Why we're turning our attention to gaming and the climate crisis
A beginning.
I think I've always suspected that something happens behind the TV when I download a game or a patch, or I play online, but I've never seriously stopped to think about what. And when I say behind the TV, I don't mean actually behind the TV, I mean on the internet. I know that data gets piped out and sent back, because that's how I download the files to play games, but beyond that, I don't really know what's truly taking place. I've never needed to think about it before.
Except recently, I began wondering. I am worried about the climate emergency and I was looking at my life and thinking about the things I do and the effect they have on our world. And I looked at gaming and I didn't know. It seemed quite clean. There's no packaging waste in the way there once was because I download most of my games, and none of my machines cause noticeable spikes on my electricity smart meter, not like my shower does.
But then there was this niggling thought that perhaps it wasn't as clean as I wanted it to be. Somewhere in my mind I knew it had to do with data centres, and I'd heard some pretty bad things about how much power they consumed. 'Why don't we know more about this?' I wondered. But as I looked around, I couldn't find the information I needed.
At around the same time, my fellow Eurogamer writer Chris Tapsell came to me with similar thoughts of his own. He'd been alarmed by the IPCC report on climate change and wanted to look more closely at what the games industry was doing to improve. So, we decided to work together. We decided to pool our resources and find the answers we readily couldn't. What does it cost the environment when you download a game? Today, we're publishing our answer.

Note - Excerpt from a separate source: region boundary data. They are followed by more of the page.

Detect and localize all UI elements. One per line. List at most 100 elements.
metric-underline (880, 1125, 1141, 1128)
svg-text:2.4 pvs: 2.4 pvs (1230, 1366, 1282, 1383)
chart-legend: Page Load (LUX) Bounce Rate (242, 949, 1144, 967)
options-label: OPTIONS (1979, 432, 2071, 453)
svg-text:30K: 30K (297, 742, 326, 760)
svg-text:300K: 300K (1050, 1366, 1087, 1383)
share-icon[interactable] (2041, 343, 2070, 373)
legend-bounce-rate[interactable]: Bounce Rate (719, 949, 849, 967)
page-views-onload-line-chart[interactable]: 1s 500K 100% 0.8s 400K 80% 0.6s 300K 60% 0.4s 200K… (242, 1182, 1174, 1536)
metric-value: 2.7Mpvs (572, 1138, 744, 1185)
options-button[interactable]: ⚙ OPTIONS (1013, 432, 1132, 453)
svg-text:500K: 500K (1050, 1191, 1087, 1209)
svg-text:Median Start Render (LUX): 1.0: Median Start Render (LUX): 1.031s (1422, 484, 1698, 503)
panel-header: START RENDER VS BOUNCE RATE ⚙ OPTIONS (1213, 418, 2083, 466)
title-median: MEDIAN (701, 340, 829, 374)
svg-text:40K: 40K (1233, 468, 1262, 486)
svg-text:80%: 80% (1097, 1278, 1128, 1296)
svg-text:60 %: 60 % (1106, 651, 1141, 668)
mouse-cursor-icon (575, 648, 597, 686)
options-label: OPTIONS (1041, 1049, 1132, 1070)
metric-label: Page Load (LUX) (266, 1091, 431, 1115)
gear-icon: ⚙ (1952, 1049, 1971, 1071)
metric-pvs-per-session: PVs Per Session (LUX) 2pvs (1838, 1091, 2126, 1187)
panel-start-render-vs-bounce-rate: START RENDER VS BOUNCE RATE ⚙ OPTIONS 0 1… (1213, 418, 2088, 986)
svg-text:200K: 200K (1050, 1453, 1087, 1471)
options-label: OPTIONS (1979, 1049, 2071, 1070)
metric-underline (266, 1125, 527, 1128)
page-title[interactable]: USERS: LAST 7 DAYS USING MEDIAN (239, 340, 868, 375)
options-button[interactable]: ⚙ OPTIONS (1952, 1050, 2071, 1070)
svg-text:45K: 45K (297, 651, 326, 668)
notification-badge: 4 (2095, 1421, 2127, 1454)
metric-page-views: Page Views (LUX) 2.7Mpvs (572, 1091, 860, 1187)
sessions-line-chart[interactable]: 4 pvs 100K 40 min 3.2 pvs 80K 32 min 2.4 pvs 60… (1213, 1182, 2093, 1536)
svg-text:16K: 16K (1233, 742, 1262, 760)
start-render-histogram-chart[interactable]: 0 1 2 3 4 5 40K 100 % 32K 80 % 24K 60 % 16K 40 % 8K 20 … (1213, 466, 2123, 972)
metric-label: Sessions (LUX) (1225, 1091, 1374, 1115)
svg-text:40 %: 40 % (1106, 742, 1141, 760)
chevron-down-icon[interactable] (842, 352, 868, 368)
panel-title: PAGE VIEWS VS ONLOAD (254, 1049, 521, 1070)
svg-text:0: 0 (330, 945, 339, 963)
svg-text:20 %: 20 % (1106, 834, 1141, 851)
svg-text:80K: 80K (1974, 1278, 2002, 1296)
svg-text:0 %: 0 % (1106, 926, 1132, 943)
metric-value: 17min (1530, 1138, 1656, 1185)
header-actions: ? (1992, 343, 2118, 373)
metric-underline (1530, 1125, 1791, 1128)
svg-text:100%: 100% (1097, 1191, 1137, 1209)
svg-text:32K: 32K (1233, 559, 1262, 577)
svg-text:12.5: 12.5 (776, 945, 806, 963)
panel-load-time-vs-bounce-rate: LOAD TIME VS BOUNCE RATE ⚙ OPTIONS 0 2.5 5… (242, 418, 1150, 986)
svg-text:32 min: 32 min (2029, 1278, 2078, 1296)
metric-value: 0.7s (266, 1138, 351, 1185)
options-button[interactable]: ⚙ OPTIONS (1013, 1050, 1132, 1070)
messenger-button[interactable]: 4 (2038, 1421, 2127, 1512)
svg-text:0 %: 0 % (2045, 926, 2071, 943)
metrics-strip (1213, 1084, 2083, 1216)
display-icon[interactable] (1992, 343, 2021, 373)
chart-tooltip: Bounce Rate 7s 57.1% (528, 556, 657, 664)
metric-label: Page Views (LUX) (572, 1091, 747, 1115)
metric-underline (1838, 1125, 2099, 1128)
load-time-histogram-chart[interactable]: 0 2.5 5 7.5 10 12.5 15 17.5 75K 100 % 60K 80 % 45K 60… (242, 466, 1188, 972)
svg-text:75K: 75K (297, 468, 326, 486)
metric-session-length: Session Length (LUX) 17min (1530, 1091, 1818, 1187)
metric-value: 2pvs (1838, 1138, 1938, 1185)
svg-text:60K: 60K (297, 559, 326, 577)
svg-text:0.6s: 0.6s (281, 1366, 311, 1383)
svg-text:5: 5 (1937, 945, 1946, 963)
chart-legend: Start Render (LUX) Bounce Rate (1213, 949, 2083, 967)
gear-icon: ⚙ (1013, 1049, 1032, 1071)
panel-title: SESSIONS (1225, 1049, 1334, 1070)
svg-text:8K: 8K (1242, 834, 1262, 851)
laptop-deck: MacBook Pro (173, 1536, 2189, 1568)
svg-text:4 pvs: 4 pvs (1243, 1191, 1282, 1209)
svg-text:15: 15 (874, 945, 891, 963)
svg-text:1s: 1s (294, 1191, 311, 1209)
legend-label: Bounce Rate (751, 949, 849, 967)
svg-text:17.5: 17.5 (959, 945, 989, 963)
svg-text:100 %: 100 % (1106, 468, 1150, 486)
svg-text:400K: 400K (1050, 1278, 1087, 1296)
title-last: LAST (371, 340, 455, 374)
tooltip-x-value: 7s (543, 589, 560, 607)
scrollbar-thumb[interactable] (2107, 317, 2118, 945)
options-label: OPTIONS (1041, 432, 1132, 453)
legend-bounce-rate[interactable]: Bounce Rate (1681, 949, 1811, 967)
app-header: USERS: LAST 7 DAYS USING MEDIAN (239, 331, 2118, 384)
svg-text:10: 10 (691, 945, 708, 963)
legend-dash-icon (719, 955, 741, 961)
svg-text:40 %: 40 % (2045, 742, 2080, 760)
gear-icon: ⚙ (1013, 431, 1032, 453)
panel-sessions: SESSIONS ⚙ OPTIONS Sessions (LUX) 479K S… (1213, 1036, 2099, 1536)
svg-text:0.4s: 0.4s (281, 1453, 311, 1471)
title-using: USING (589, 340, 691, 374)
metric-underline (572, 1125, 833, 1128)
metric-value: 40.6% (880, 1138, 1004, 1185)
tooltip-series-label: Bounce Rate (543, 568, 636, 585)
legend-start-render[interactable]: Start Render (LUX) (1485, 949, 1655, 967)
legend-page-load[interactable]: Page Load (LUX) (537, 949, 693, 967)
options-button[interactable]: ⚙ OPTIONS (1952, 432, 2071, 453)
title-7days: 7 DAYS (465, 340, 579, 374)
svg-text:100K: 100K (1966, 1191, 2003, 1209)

In our report - What does gaming's all-digital future mean for the climate crisis? - we introduce the problem, look in depth at how the industry is handling it, and then consider our collective role in the equation and what to do next. The report will be supplemented tomorrow by a piece summarising what we learned.
It's been a lot of work, and we've spoken to many people and read many papers while putting together our report. But we believe these are the issues we should be talking about, and writing about, more, and we hope that in providing you with a clearer picture of them, we can help stimulate those conversations. Time is running out.
But the topic of sustainability and video games is bigger than we could ever fit in one report (which is pretty large as it is), so I want to assure you that we want to do more. The climate emergency is too urgent for us to look away now. Consider this, then, a beginning.